My primary research interests are in the English church in the century following the Reformation, but I have also published in parliamentary history and in the twentieth-century history of the Church of England. Most of my academic work has been on the interplay between formal religious change and its reception, adaptation, adoption and, at times, resistance, at the grassroots, from the Elizabethan period to the Restoration. I have also written on the subject of church/state relations in England as well as the area of religion and literature, recently co-editing a collection of essays Anglican Women Novelists. Recently, I have been working on the idea of ‘sacrilege’ in England’s Second Reformation (1640-50s); exploring Long Reformation understandings of the distinctiveness of the significance of hearing the bible read aloud as part of public worship; and  undertaking a new research project on the Pulitzer nominated religious poet and disability activist, Vassar Miller, possibly leading to a larger project, Anglican Women Poets.My primary research interests are in the English church in the century following the Reformation, but I have also published in parliamentary history and in the twentieth-century history of the Church of England.
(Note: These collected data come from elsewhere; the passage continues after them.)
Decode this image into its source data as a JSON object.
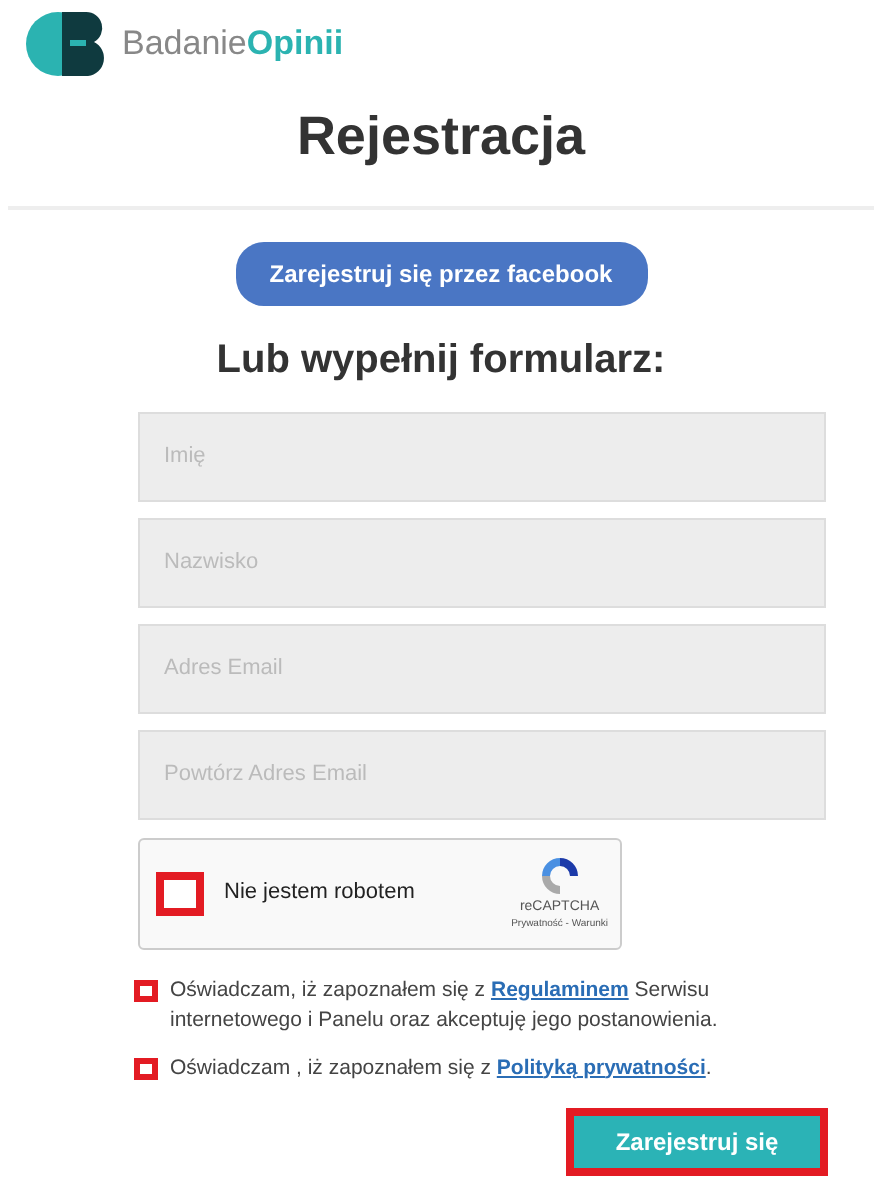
{
  "logo": {
    "word_1": "Badanie",
    "word_2": "Opinii"
  },
  "title": "Rejestracja",
  "facebook_button": "Zarejestruj się przez facebook",
  "subtitle": "Lub wypełnij formularz:",
  "fields": [
    {
      "placeholder": "Imię"
    },
    {
      "placeholder": "Nazwisko"
    },
    {
      "placeholder": "Adres Email"
    },
    {
      "placeholder": "Powtórz Adres Email"
    }
  ],
  "captcha": {
    "label": "Nie jestem robotem",
    "checked": false,
    "brand": "reCAPTCHA",
    "links": "Prywatność - Warunki"
  },
  "consents": [
    {
      "before": "Oświadczam, iż zapoznałem się z ",
      "link": "Regulaminem",
      "after": " Serwisu internetowego i Panelu oraz akceptuję jego postanowienia.",
      "error": true
    },
    {
      "before": "Oświadczam , iż zapoznałem się z ",
      "link": "Polityką prywatności",
      "after": ".",
      "error": true
    }
  ],
  "submit_button": "Zarejestruj się"
}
Most of my academic work has been on the interplay between formal religious change and its reception, adaptation, adoption and, at times, resistance, at the grassroots, from the Elizabethan period to the Restoration. I have also written on the subject of church/state relations in England as well as the area of religion and literature, recently co-editing a collection of essays Anglican Women Novelists. Recently, I have been working on the idea of ‘sacrilege’ in England’s Second Reformation (1640-50s); exploring Long Reformation understandings of the distinctiveness of the significance of hearing the bible read aloud as part of public worship; and  undertaking a new research project on the Pulitzer nominated religious poet and disability activist, Vassar Miller, possibly leading to a larger project, Anglican Women Poets.
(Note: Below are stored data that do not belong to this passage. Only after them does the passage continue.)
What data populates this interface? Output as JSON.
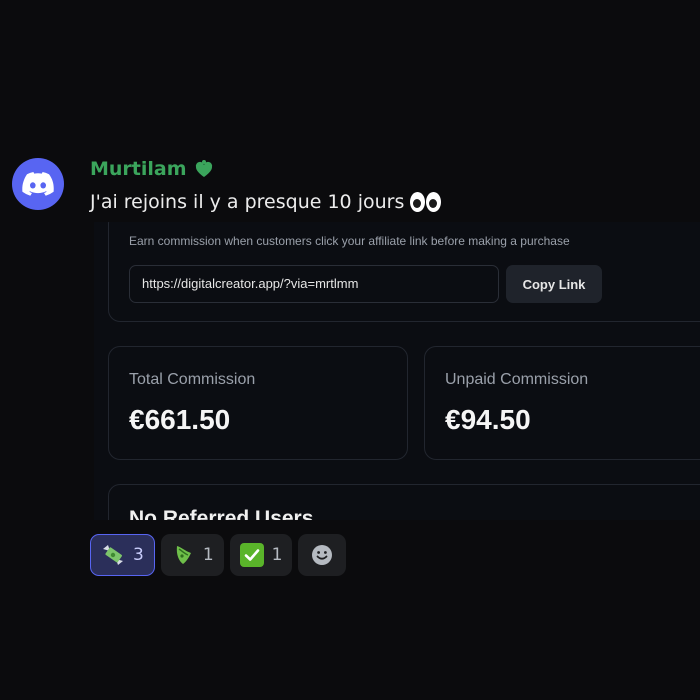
{
  "message": {
    "author": "Murtilam",
    "author_color": "#3ba55c",
    "text": "J'ai rejoins il y a presque 10 jours",
    "avatar_color": "#5865f2"
  },
  "embed": {
    "description": "Earn commission when customers click your affiliate link before making a purchase",
    "affiliate_link": "https://digitalcreator.app/?via=mrtlmm",
    "copy_button": "Copy Link",
    "total_commission_label": "Total Commission",
    "total_commission_value": "€661.50",
    "unpaid_commission_label": "Unpaid Commission",
    "unpaid_commission_value": "€94.50",
    "referred_title": "No Referred Users"
  },
  "reactions": [
    {
      "icon": "money-with-wings-emoji",
      "count": "3",
      "active": true
    },
    {
      "icon": "money-bag-emoji",
      "count": "1",
      "active": false
    },
    {
      "icon": "check-mark-emoji",
      "count": "1",
      "active": false
    },
    {
      "icon": "add-reaction-icon",
      "count": null,
      "active": false
    }
  ]
}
Research Centres & Projects:

Centre for Anglican Theology and History, University of Kent, Canterbury (Advisory Board)

Links

 http://www.ccc.ox.ac.uk/Fellows/f/14/

For a full list of publications, click here: https://theology.web.ox.ac.uk/sites/default/files/theology/documents/media/judith_maltby_-_publications_2021.docx

Publications & Research Outputs: 

‘Sacrilege and the Sacred in England’s Second Reformation, 1640-1660’ in Contesting Orthodoxies in the History of Christianity.  Eds Ellie Gebarowski-Shafer, Ashley Null and Alec Ryrie.  Boydell & Brewer (forthcoming 2021)

Anglican Women Novelists: from Charlotte Brontë to P.D. James. Eds Judith Maltby and Alison Shell. Bloomsbury, 2019. My chapters: ‘Introduction: Why Anglican; Why Women; Why Novelists’ (with Alison Shell) and ‘Rose Macaulay (1881-1958): Anglican Apologist?’
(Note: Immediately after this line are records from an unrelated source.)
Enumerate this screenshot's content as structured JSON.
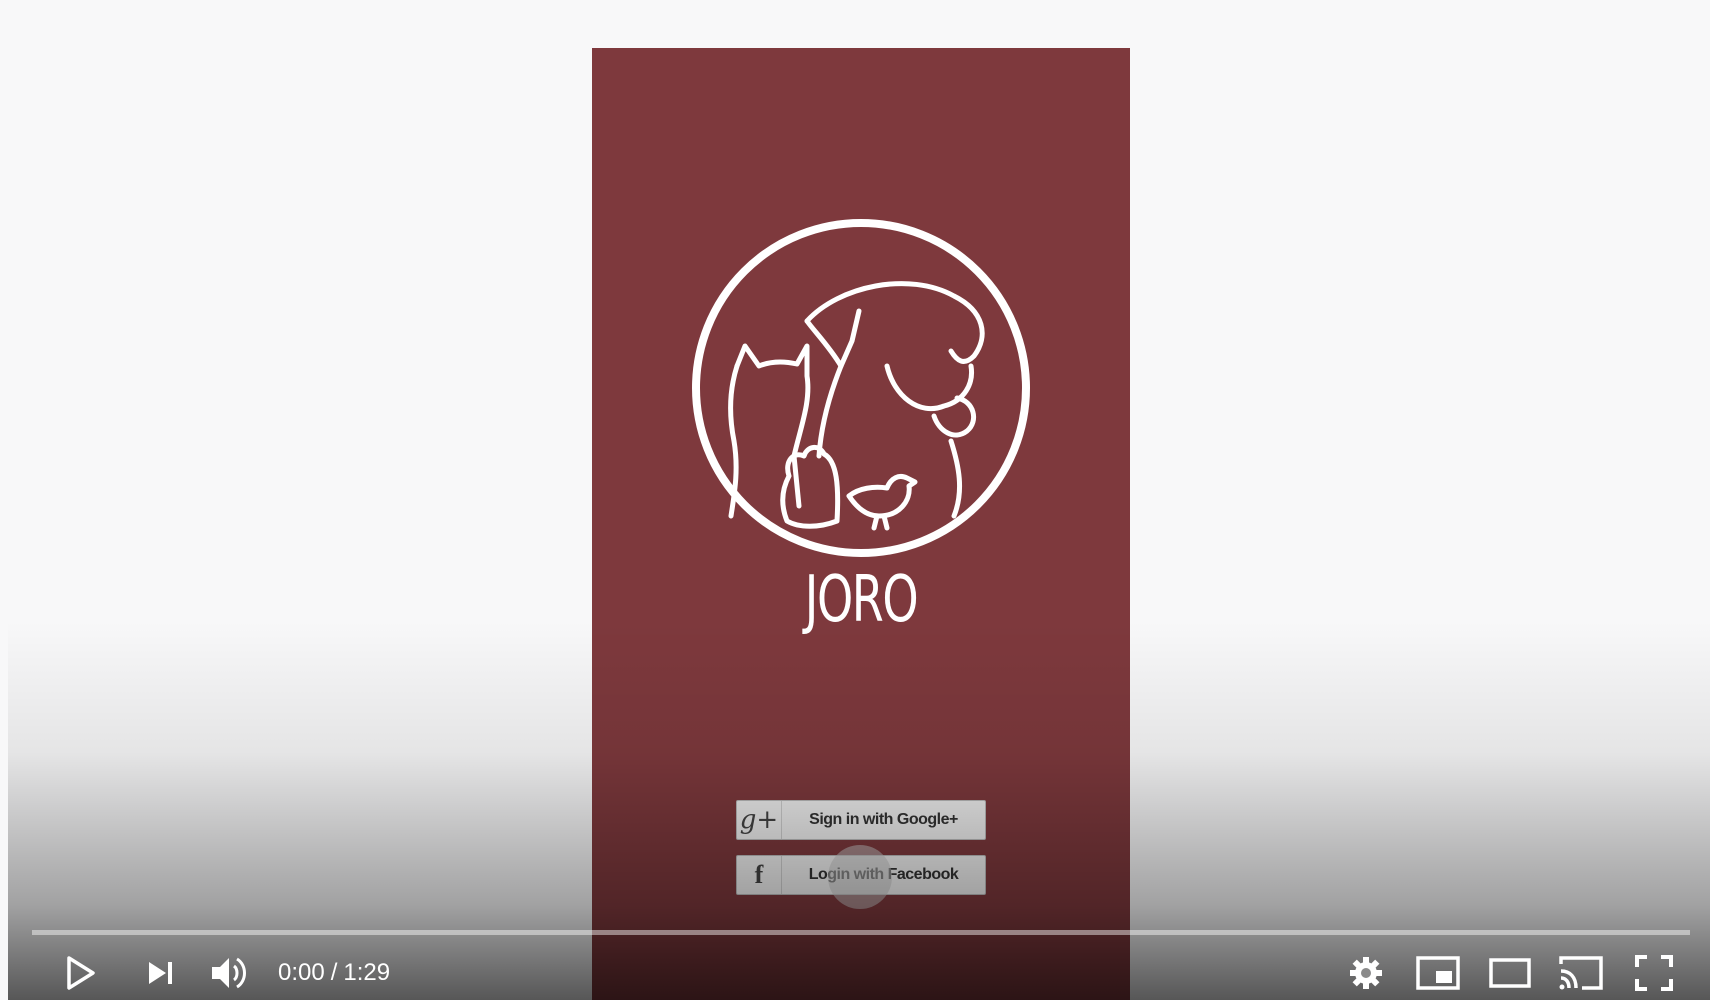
{
  "app": {
    "title": "JORO",
    "brand_color": "#7e393d"
  },
  "login": {
    "google": {
      "icon": "g+",
      "label": "Sign in with Google+"
    },
    "facebook": {
      "icon": "f",
      "label": "Login with Facebook"
    }
  },
  "player": {
    "current_time": "0:00",
    "separator": "/",
    "duration": "1:29",
    "progress_fraction": 0,
    "controls": {
      "play": "play-icon",
      "next": "next-icon",
      "volume": "volume-icon",
      "settings": "gear-icon",
      "miniplayer": "miniplayer-icon",
      "theater": "theater-icon",
      "cast": "cast-icon",
      "fullscreen": "fullscreen-icon"
    }
  }
}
The Established Church: Past, Present, Future. Eds Mark Chapman, Judith Maltby, & William Whyte. Continuum, 2011. My chapter: ‘Gender and Establishment: Parliament, “Erastianism” and the Ordination of Women 1993-2010’.

Religion in Revolutionary England. Eds Christopher Durston and Judith Maltby. Manchester University Press, 2006. My chapters: ‘Introduction' (with C. Durston) and ‘Suffering and Surviving: the civil wars, the Commonwealth and the formation of "Anglicanism”’.

Prayer Book and People in Elizabethan and early Stuart England. Cambridge University Press, 1998/2000.

The Short Parliament (1640) Diary of Sir Thomas Aston. Royal Historical Society, Camden Series, 35, 1988.